Il va découvrir que les articles qu’il édite sont signés sous de faux noms, soit disant pour protéger les auteurs « réels » de poursuites judiciaires. Une politique systématique chez Blockshopper, relève-t-il, au point que le nom de la Directrice de la communication Scarlett Simpson, affirme-t-il, n’est qu’un avatar.

En novembre 2011, changement de régime pour Ryan Smith. Le voilà propulsé « reporter » pour Journatic. Il s’agit d’écrire un article pour une page locale du Houston Chronicle, alors qu’il habite… Chicago, à 1.500 kilomètres de là. Il le fait, mais malaise… Puis, — malaise qui s’ajoute au malaise — il découvre qu’un journal de sa région, le Illinois Times vient de passer un accord avec Journatic et simultanément de licencier des journalistes. Il décide de dévoiler le pot au rose.

Chad King, un journaliste fantôme qui signe 350 articles

Son outing va engendrer une cascade de scandales, le premier d’entre eux étant l’emploi de fausses signatures. Par exemple, on découvre qu’un certain Chad King a signé quelque 350 articles dans les pages locales du Houston Chronicle. Or, Chad King n’existe pas. Les articles sont le fruit d’assemblages, voire de plagiats, réalisés, par des journalistes philippins ou américains, édités par les secrétaires de rédaction américains. Bref, le résultat d’un travail taylorisé à l’extrême, qui n’a qu’un lointain rapport avec le journalisme.

Dans un premier temps Brian Timpone va nier fermement. Dans un mémo adressé aux journalistes pigistes qui travaillent pour son entreprise [publié par le Poynter], il affirmera :

Les alias d’auteur ont été bannis du site de vents immobilières Blockshopper.com, le seul endroit où ils aient été systématiquement utilisés; les alias d’auteur n’ont jamais fait partie du système éditorial Journatic à partir duquel nous produisons des informations pour nos clients.

Une  affirmation qui ne tiendra pas et cela devait conduire, l’un des rédacteurs en chef, Mike Fourcher, à démissionner et a en expliquer sur son blog [Why I Am Resigning From Journatic], les raisons :

Le modèle de l’entreprise défaille quand il tente de traiter les informations locales comme s’il s’agissait de traiter des données. Inévitablement, quand vous devez répartir le travail à une équipe de plus en plus éloignée, vous brisez les traditionnelles relations de confiance qui existent entre les reporters et les secrétaires de rédaction, jusqu’à ce qu’ils soient implicitement découragés d’accomplir un travail de haute qualité, et cela dans un souci d’efficacité, pour augmenter ce que vous produisez et faire plus d’argent.
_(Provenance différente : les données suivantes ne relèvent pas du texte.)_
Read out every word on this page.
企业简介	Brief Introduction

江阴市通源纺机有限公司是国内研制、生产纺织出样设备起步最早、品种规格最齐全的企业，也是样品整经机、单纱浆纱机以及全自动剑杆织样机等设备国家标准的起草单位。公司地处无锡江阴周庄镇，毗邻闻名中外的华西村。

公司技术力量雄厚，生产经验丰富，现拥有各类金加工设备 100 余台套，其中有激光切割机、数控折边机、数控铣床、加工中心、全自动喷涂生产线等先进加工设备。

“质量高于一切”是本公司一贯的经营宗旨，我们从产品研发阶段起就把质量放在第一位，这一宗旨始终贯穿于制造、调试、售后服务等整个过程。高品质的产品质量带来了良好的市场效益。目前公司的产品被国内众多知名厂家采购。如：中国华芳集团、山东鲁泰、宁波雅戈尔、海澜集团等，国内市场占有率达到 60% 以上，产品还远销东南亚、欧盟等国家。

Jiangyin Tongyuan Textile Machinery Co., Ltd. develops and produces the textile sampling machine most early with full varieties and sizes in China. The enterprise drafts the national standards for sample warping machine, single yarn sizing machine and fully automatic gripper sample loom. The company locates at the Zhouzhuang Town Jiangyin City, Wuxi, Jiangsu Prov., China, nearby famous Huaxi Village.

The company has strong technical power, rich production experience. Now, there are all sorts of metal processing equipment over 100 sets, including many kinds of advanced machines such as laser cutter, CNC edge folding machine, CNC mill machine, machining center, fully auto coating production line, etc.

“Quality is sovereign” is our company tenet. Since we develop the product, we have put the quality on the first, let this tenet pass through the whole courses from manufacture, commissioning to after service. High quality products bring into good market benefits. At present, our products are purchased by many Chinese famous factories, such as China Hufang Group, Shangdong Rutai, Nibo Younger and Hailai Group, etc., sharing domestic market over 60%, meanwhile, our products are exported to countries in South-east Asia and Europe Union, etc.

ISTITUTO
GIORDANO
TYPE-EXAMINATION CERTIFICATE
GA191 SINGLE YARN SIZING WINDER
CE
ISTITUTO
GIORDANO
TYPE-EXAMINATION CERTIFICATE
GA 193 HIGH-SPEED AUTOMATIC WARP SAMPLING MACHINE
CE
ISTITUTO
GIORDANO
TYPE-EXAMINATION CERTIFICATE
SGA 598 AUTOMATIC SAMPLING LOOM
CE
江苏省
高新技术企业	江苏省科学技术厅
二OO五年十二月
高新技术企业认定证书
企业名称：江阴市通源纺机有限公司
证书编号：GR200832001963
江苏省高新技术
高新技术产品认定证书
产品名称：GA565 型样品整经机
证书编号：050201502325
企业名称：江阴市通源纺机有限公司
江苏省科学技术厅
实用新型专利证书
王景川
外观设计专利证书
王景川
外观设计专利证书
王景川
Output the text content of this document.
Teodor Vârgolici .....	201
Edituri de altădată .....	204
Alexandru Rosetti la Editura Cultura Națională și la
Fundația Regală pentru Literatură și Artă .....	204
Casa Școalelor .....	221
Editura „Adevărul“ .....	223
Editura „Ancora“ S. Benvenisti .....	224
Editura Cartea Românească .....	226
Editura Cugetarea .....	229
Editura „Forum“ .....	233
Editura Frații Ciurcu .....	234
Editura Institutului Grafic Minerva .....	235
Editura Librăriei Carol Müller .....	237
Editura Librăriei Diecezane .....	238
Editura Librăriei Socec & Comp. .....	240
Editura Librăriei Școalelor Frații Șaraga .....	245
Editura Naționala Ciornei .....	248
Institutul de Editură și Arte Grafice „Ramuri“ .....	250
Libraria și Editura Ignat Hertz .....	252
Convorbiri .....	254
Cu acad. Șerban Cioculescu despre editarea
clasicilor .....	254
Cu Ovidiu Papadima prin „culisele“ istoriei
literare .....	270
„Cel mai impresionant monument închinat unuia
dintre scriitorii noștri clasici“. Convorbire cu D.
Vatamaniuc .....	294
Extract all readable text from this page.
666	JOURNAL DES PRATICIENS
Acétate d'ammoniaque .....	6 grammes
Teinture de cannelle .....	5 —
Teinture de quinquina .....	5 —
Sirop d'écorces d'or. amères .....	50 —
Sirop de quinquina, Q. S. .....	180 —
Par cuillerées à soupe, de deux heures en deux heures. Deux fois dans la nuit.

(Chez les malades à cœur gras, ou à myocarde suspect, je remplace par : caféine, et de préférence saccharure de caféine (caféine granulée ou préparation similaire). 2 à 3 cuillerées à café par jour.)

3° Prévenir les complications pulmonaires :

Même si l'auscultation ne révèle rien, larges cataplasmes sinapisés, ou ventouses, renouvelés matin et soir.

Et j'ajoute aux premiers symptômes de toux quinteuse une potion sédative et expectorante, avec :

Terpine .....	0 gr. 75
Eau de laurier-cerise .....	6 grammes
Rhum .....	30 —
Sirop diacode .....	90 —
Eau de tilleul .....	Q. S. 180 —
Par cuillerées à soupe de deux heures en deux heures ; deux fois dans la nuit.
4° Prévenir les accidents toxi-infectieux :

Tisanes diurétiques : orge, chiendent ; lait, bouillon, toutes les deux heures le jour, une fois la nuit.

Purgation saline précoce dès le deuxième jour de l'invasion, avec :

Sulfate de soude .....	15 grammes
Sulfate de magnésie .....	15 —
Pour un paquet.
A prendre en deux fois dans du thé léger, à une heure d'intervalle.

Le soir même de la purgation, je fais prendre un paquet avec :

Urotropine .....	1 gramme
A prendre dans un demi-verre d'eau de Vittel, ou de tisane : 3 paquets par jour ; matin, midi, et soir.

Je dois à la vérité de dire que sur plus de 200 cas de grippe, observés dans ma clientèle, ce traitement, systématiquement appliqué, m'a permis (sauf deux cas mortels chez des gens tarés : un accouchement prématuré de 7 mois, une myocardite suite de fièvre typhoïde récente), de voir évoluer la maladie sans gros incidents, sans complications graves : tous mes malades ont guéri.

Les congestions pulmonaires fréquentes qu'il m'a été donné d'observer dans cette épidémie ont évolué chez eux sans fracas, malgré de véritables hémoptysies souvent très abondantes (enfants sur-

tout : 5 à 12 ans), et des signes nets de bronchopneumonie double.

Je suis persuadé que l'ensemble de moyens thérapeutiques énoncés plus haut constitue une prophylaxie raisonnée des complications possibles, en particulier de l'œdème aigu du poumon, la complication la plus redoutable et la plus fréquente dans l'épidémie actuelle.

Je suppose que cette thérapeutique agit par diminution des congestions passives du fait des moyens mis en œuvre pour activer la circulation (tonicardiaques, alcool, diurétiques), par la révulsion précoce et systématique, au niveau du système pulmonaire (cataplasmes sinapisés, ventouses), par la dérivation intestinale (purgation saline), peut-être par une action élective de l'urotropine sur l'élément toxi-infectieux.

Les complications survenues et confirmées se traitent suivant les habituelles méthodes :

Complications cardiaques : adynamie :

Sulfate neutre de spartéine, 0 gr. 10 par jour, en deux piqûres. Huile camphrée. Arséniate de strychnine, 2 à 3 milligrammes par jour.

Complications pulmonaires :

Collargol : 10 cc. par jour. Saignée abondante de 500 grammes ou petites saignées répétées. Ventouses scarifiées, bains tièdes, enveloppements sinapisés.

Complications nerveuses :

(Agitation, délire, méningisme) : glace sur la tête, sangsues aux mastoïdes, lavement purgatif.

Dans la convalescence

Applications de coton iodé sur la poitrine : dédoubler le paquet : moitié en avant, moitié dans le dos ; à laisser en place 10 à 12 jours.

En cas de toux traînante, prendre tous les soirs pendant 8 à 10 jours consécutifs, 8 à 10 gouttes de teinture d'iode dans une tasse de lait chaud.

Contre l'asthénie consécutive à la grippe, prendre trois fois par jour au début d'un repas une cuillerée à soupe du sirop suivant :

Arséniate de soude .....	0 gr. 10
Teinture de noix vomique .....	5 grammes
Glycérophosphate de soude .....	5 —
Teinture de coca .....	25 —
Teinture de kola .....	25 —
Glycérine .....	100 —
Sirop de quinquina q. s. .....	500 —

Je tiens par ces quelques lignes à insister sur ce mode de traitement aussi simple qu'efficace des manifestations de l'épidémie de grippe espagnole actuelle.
Plusieurs journaux devaient, à la suite du scandale, réviser leurs accords avec Journatic, certains reprendre en main leurs pages locales, d’autres lancer des enquêtes internes pour connaître l’étendue des dégâts.

Un changement irréversible ?

Mais, il ne faudrait pas croire que, pour autant, les médias américains renoncent  à utiliser Journatic et revenir à la situation précédente, où des journalistes locaux traitaient l’information locale. Pour la direction du Chicago Tribune, par exemple, le changement est considéré comme irréversible. Elle a décidé de recruter un journaliste expérimenté pour « veiller au développement et mettre en œuvre les changements appropriés » chez le contreversé Journatic. Le Chicago Tribune, qui a investi dans le fournisseur de contenu hyper-local », [lire le mémo de Chicago Tribune ici ] n’entend sans doute pas abandonner son investissement.